Australian Herbicide Resistance Initiative (AHRI)

How do P450 enzymes cause resistance?

Researcher looking at samples

What is a P450? Is it a car from the 70’s that fits a 44 gallon drum in the boot? No, that would be a P76. A P450 is an enzyme that eats herbicides. In fact, there are literally hundreds of P450 enzymes and some of them can chew on some herbicides, resulting in enhanced herbicide metabolism (metabolic resistance).

We are now seeing an increased effort around the world to better understand metabolic resistance involving P450 enzymes. In 2005, Dr Paul Neve showed that ryegrass could quickly develop resistance after being sprayed with low doses of Hoegrass® (diclofop). Some recent AHRI research by Dr Qin Yu and others has now confirmed that this was due to enhanced metabolic resistance, likely involving P450 enzymes. Further AHRI research by Dr Ahmad-Hamdani confirmed the same result for a population of wild oats.

Wheat can tolerate herbicides such as diclofop by metabolic resistance. We now know that weeds such as ryegrass and wild oats also have the ability to evolve this mechanism of resistance.

What is metabolic resistance?

Herbicide resistance can be broadly grouped into two main mechanisms:

Target site resistance – where the herbicide can no longer bind to the target site due to a mutation in the plant.
Metabolic resistance – where the herbicide does not reach the target site because the plant metabolises (eats) the herbicide before it can get there. One type of metabolic resistance involves P450 enzymes.

Metabolic resistance p450s showing effects

Target site resistance is very well understood because it is relatively easy to research. Metabolic resistance research is more difficult and is therefore poorly understood.

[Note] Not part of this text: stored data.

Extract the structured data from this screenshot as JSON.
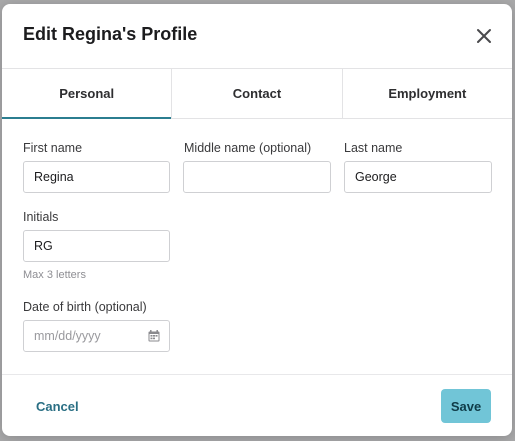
{
  "modal": {
    "title": "Edit Regina's Profile"
  },
  "tabs": [
    {
      "label": "Personal",
      "active": true
    },
    {
      "label": "Contact",
      "active": false
    },
    {
      "label": "Employment",
      "active": false
    }
  ],
  "form": {
    "first_name": {
      "label": "First name",
      "value": "Regina"
    },
    "middle_name": {
      "label": "Middle name (optional)",
      "value": ""
    },
    "last_name": {
      "label": "Last name",
      "value": "George"
    },
    "initials": {
      "label": "Initials",
      "value": "RG",
      "hint": "Max 3 letters"
    },
    "dob": {
      "label": "Date of birth (optional)",
      "placeholder": "mm/dd/yyyy"
    }
  },
  "footer": {
    "cancel_label": "Cancel",
    "save_label": "Save"
  },
  "colors": {
    "accent": "#2b7e90",
    "save_bg": "#71c5d7",
    "cancel_text": "#2a6f84"
  },
  "icons": {
    "close": "close-icon",
    "calendar": "calendar-icon"
  }
}
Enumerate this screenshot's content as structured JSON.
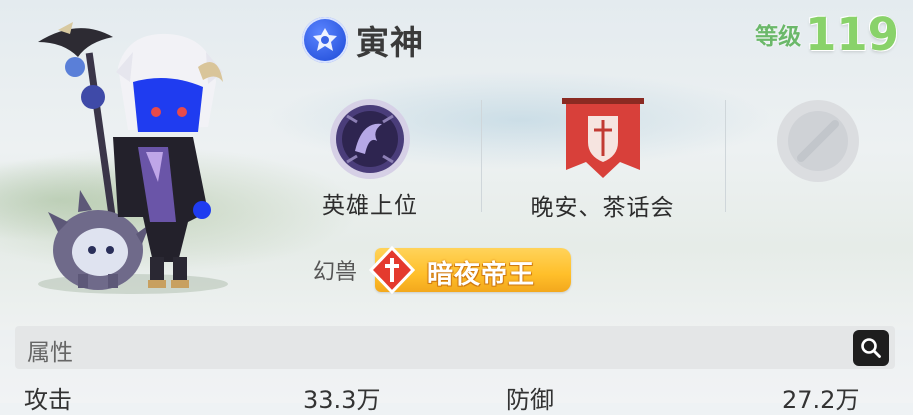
{
  "player": {
    "name": "寅神",
    "level_label": "等级",
    "level_value": "119"
  },
  "titles": [
    {
      "label": "英雄上位",
      "icon": "purple-dragon-emblem-icon"
    },
    {
      "label": "晚安、茶话会",
      "icon": "red-guild-banner-icon"
    },
    {
      "label": "",
      "icon": "empty-slot-icon"
    }
  ],
  "pet": {
    "label": "幻兽",
    "name": "暗夜帝王",
    "icon": "red-shield-sword-icon"
  },
  "attributes": {
    "title": "属性",
    "search_icon": "search-icon",
    "stats": [
      {
        "label": "攻击",
        "value": "33.3万"
      },
      {
        "label": "防御",
        "value": "27.2万"
      }
    ]
  },
  "colors": {
    "level": "#89d26a",
    "name_badge": "#2c58e0",
    "pet_tag": "#ffbf2a",
    "guild_banner": "#d8403a"
  }
}
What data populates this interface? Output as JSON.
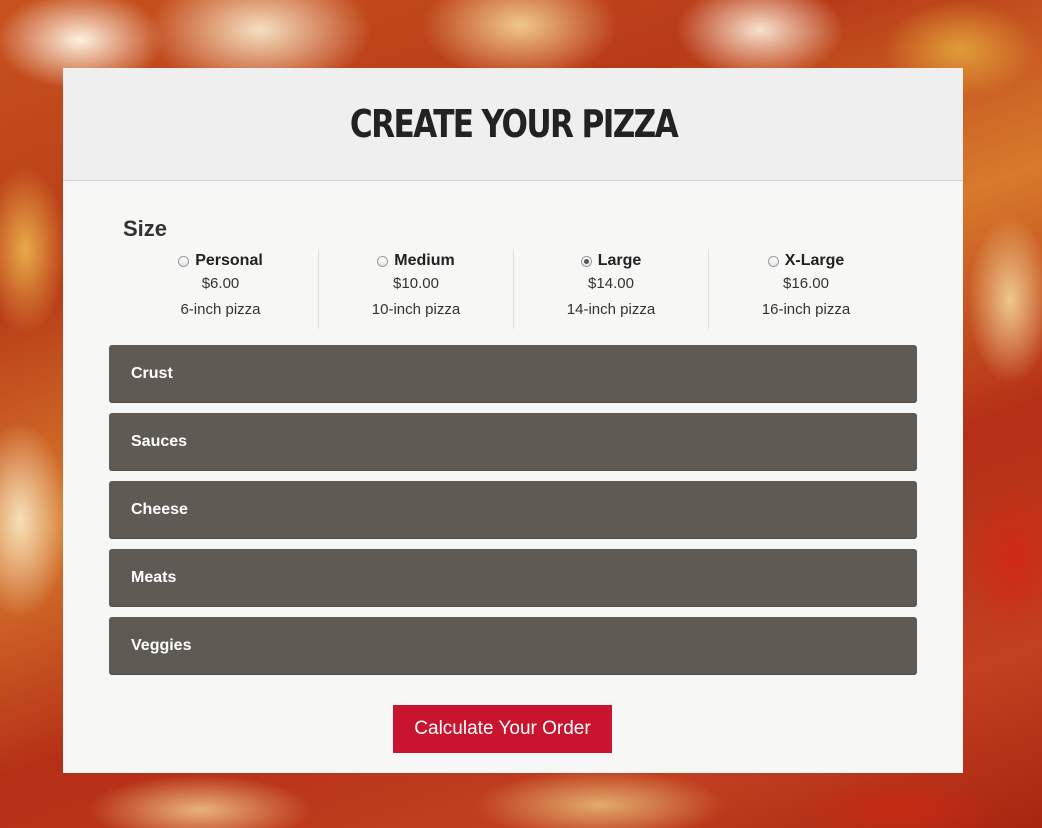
{
  "page": {
    "title": "CREATE YOUR PIZZA"
  },
  "size": {
    "label": "Size",
    "options": [
      {
        "name": "Personal",
        "price": "$6.00",
        "desc": "6-inch pizza",
        "selected": false
      },
      {
        "name": "Medium",
        "price": "$10.00",
        "desc": "10-inch pizza",
        "selected": false
      },
      {
        "name": "Large",
        "price": "$14.00",
        "desc": "14-inch pizza",
        "selected": true
      },
      {
        "name": "X-Large",
        "price": "$16.00",
        "desc": "16-inch pizza",
        "selected": false
      }
    ]
  },
  "sections": [
    {
      "label": "Crust"
    },
    {
      "label": "Sauces"
    },
    {
      "label": "Cheese"
    },
    {
      "label": "Meats"
    },
    {
      "label": "Veggies"
    }
  ],
  "actions": {
    "calculate_label": "Calculate Your Order"
  },
  "colors": {
    "accordion_bg": "#605a55",
    "button_bg": "#c8142e"
  }
}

Metabolic resistance research

At this stage there is no way of simply measuring P450 activity so AHRI researchers took the following steps to demonstrate that resistance is due to P450s:

Step 1: Confirm that the ryegrass populations studied do not have target site resistance to diclofop-methyl. They studied populations of ryegrass that were confirmed resistant and susceptible. The resistant populations were from Paul Neve’s low dose research. All populations were confirmed not containing target site resistance to diclofop.

Step 2: Confirm that foliar uptake and translocation were similar for all populations. The researchers used radio labelled [14C] diclofop-methyl to measure foliar uptake and translocation and confirmed that there was no difference between resistant (R) and susceptible (S) populations.

Step 3: This is the tricky bit. Measure the metabolism of [14C] diclofop-methyl by R and S populations. When diclofop-methyl enters the weed it is de-esterfied into diclofop acid. This acid is the compound that kills the plant. In this case, the AHRI researchers found that a few days after treatment there was less diclofop acid present in the R plants than the S plants. The resistant plants had broken down the diclofop acid into harmless metabolites faster than the susceptible plants. This is likely due to the resistant plants having higher levels of the P450 enzymes that degrade diclofop acid.

As there is currently no simple way of measuring the exact level of a particular P450 enzyme, we can only say that it is ‘likely’ to be the cause of resistance. It is thought that several different P450s may be involved in causing this resistance. Future research will provide more precise answers to these questions.